TO BE A POET IS A CONDITION RATHER THAN A PROFESSION. Robert Graves’ words read to me as if there is a spectrum on which we’re all on: those who are ill, as it were, in their passion or focus, to those who focus on their means to make their wealth. Did anyone ever get rich on writing poetry? Come to think of it, what’s this title ‘poet’ really all about? Isn’t it just a self-proclaimed name someone towards the ill end of the spectrum gives themself for the purpose of being something? How many of us wrote reams of teenage angst bad poetry (or maybe still do)? We give ourselves a title such as ‘poet’ in attempt to mend, to think well of, ourselves. Oscar Wilde noted that ‘all bad poetry springs from genuine feeling’. Perhaps the condition of being ‘poet’ is all a defence mechanism, a ruse, an acceptable mask to show others, beneath which bubbles up all the mess of genuine feeling. No-one wants all that messy, uncoordinated inner self haphazardly splashed out to the world without a mask to give it acceptability, do they?
Is this all just a little too unkind to the poor poet though? Perhaps, as Graves had it, this condition is just not something that’s under the poet’s control. Many a writer knows that when words just suddenly come, they come. The writer had better have a good memory when this strikes whilst out and about: or at least they should carry a notebook and pencil. Being open to words could be akin to being susceptible to lightning strikes, or prone to instances of magnetism. However, just as spiritualists are often lambasted for a lack of true magnetism to the spirit world, for want of a better phrase, a poet could be perceived as hiding behind a claim to a condition. If a poet is ill, truly, they truly should be ill with words.
The faux poet is easy to spot: after all, as Graves also noted, ‘poets don’t have an audience; they’re talking to a single person all the time.’ All that bad poetry from genuine feeling manifests into a reel of one person trying to communicate with one other. The world might be awash with bad poetry, if all the paper thin stuff were pulled from drawers and printed from hard drives and laid out on the Earth. Does the self-proclaimed poet have to cover their tracks, embarrassed by the spew that has fallen around them, calling themselves ‘poet’ to offer mitigating circumstances? Poetry should be more than the stuff of such a carpeting of the Earth, surely. Shouldn’t poetry truly strike out, sing, envelope an army rather than an individual?
Perhaps the major percentage of poetry written can never truly envelope the masses: perhaps the majority of words are just written to offer a small wave: hello, I’m someone, a poet actually. Does the truly great poetry transcend these moments of mask-wearing? (I use the analogy of the mask because it’s a good way of explaining the concept of ego – defence mechanism in Freudian thinking: we construct an ego as an acceptable mask to show the world). The truly great poem may not need a mask to be something in the world. Sure, there are poems that are carried along on the ego that is the name of a famous poet, but maybe even these poems are not truly great because of just this fact. The truly great poem must be a thing in its own right: beyond the writer, their mask, their need to say hello – in a small voice – to the world.

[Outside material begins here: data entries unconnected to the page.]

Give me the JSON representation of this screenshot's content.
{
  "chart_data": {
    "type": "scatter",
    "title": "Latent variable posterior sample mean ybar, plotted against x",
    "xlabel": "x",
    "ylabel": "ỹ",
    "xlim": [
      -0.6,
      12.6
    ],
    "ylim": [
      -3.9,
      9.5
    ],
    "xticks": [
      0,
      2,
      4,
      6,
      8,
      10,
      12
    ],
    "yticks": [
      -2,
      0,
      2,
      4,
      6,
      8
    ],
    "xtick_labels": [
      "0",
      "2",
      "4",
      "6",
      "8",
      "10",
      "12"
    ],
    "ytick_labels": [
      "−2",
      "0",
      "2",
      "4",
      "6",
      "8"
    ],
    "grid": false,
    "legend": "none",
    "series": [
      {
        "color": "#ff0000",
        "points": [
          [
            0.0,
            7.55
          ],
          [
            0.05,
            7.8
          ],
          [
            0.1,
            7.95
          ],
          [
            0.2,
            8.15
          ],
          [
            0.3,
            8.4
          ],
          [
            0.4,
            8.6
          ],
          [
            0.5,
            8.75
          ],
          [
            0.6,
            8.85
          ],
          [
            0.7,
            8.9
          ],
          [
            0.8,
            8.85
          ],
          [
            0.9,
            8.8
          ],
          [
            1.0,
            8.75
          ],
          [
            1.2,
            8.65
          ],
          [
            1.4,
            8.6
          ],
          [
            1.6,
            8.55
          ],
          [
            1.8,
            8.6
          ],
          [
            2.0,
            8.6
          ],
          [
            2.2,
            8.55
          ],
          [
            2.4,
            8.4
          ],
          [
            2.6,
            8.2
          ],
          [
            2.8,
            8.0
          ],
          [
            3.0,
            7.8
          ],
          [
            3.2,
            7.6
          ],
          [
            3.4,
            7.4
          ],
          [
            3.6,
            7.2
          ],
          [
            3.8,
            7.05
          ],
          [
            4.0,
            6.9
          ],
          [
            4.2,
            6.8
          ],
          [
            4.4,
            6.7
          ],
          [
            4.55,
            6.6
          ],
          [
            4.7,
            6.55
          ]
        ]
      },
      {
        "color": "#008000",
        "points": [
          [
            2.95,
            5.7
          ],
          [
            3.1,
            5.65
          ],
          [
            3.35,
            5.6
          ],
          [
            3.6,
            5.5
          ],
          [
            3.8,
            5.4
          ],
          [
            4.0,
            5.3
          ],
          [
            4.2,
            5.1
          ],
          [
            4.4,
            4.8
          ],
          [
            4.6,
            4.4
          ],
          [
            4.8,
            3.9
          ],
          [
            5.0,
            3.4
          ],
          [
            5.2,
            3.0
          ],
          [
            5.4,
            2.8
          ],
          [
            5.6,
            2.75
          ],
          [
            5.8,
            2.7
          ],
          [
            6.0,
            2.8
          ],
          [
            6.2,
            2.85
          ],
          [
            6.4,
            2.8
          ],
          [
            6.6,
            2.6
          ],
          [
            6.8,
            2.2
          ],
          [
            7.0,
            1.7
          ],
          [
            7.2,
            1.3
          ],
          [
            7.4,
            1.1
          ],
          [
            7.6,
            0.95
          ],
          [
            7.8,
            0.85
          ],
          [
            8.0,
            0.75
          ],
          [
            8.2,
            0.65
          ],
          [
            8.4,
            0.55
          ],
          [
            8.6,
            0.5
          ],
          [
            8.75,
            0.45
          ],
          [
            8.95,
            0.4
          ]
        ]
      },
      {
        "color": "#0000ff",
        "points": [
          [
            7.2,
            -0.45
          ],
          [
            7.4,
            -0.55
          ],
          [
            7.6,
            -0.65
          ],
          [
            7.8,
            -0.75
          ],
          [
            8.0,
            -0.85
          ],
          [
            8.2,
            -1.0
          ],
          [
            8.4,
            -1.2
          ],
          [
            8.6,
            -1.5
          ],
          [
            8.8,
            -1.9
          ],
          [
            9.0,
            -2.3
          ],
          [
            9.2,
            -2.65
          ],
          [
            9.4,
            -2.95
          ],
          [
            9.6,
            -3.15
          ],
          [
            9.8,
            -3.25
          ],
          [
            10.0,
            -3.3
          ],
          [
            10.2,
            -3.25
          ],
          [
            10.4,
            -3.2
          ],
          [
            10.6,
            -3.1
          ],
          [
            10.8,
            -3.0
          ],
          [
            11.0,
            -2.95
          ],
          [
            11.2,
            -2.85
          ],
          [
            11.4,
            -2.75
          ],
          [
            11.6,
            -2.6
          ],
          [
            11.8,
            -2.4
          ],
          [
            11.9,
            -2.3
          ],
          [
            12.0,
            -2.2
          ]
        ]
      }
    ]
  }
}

Whether the poet is afflicted by an uncontrollable condition or they’re really just speaking to a small audience in order to be something in the world may, in the end, amount to little: poetry is really not about the poet at all. It’s all about the poem. The poem, you see, is the thing that is something in the world. It is what shines, or should shine, sings, captures and enraptures. It is, or should be, what matters. Leave your egos, masks and claimed conditions at the door.